Monday, December 9, 2019

Achieve Inc. seriously misleads the Board of Regents on graduation exit exams

Update 12/11/19: Michael Petrilli responds that Fordham does not oppose the use of exit exams, and claims that the term can be used for exams that either contribute to HS grades or are required to pass to graduate from high school. I pointed out that Wikipedia, Chalkbeat and NCES all clearly say that an exit exam is defined as solely the latter.  I did strike out the statement below that Fordham opposes the use of exit exams. 

Thanks for Stan Karp of the Education Law Center for much of the data here.

Achieve Inc. has been commissioned by the Board of Regents to research what other states are doing with their graduation exit exams, and review the current New York high school graduation requirements which mandate that students have to pass five high-stakes exit exams to graduate from high school. They are now engaged in an "information gathering phase" that is being being funded with an $100,000 grant from the Gates Foundation.

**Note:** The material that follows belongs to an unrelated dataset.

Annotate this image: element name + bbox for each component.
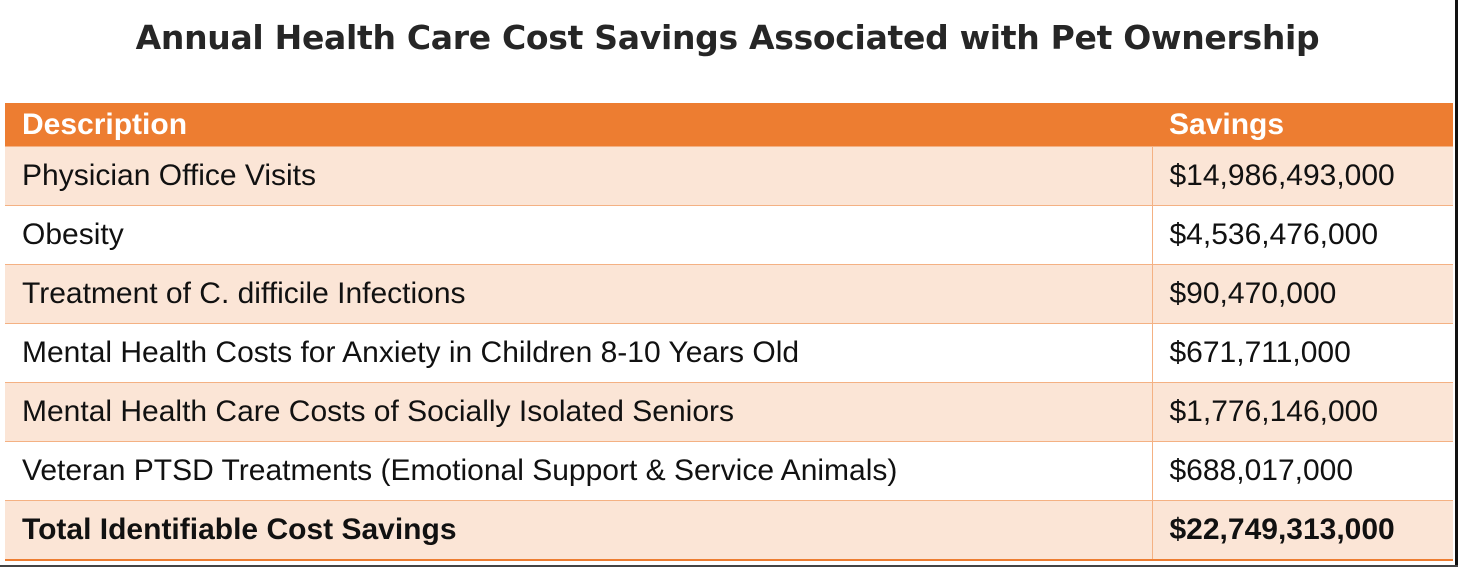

Accordingly, the organization gave a presentation to the Regents today,  entitled "Graduation requirements review," which included the following statements: that "states are making adjustments to their assessments required for high school graduation" followed by this claim: "28 states administer an ELA, mathematics, science and/or social studies exam(s) that factors into students' grades or graduation requirements."

Missing from their presentation are the following facts:


FairTest reports that currently, only 11 states currently have high school graduation exit exams, down from high of 27.

For the year 2018-2019, Education Week wrote this:  "Thirteen states require students to pass a test to get a high school diploma,...Exit exams used to be more popular: In 2002, more than half the states required them.”

Yet their list included Washington which recently approved an end to exit tests for the class of 2020.

The Fordham Institute put out a report over the summer, with the following information:  "just 12 states will require students in the class of 2020 to pass exit exams, falling from a peak of 30 states requiring them for the class of 2003."


When challenged on Twitter about the disparity in their figures compared to other sources, Achieve responded that they "define them [exit exams] as assessments that matter for students - impacting course grades or graduation."  Yet to conflate states that require students to pass a test to graduate from high school with those that assign ordinary end of course exams is extremely misleading.

 What else was missing from the Achieve presentation?

The overwhelming evidence against the use of exit exams, which has caused conservative organizations such as the Fordham Institute, as well as middle-of- the-road organizations like New America, to join with more progressive organizations, like FairTest and the Education Law Center, to oppose them.

See this New America report by Anne Hyslop, entitled "The Case Against Exit Exams."  Excerpt: 

"In short, typical students do not appear to be any better off after the exit exam policy, and those that were already vulnerable, including low-income and minority students, often became more so. In one of the broadest findings, a blue ribbon commission formed by the National Research Council, the Committee on Incentives and Test-Based Accountability, found that high school exit exams nationwide had not increased student achievement, but rather decreased graduation rates by two percentage points, on average.  Along similar lines, a 2010 meta-analysis on the effects of high school exit exams, including minimum competency versions and newer, more rigorous tests, found that, in general, the “evidence indicates that exit tests have produced few of the expected benefits for students overall and nearly all of the expected costs for disadvantaged and at-risk students.”

Since the 2010 meta-analysis, new evidence has reinforced the conclusion that exit exams disproportionately affect a subset of students, without producing positive outcomes for most. A 2013 study from Olesya Baker and Kevin Lang found that more rigorous exit tests, not MCEs [minimum competency exams] , were associated with lower graduation rates, particularly in states that had not previously had a MCE policy in place. Further, the lower graduation rates were not fully offset by increased GED attainment. As with other studies, Baker and Lang found that there was no relationship between exit exam policies and labor market outcomes. They also examined incarceration rates as another long-term cost of exit exam policies. They found that both MCEs and more difficult HSEEs increased the likelihood of incarceration, but the findings were only significant for the more rigorous tests. In fact, these kinds of exit exams were associated with a 12.5 percent increase in incarceration rates.


Perhaps it's not surprising that Achieve, the organization that help bring us the seriously flawed Common Core standards, would provide such an incomplete picture in the research consensus against the use of such exams, as well as the growing trend among states to reject them.

Sadly, Achieve is now produce a formal report which will synthesize the research on graduation exit exams for the Regents, as well as summarize feedback from state stakeholder groups about their views of these exams.  From this presentation, one cannot assume they will fulfill either of these tasks in a reliable fashion.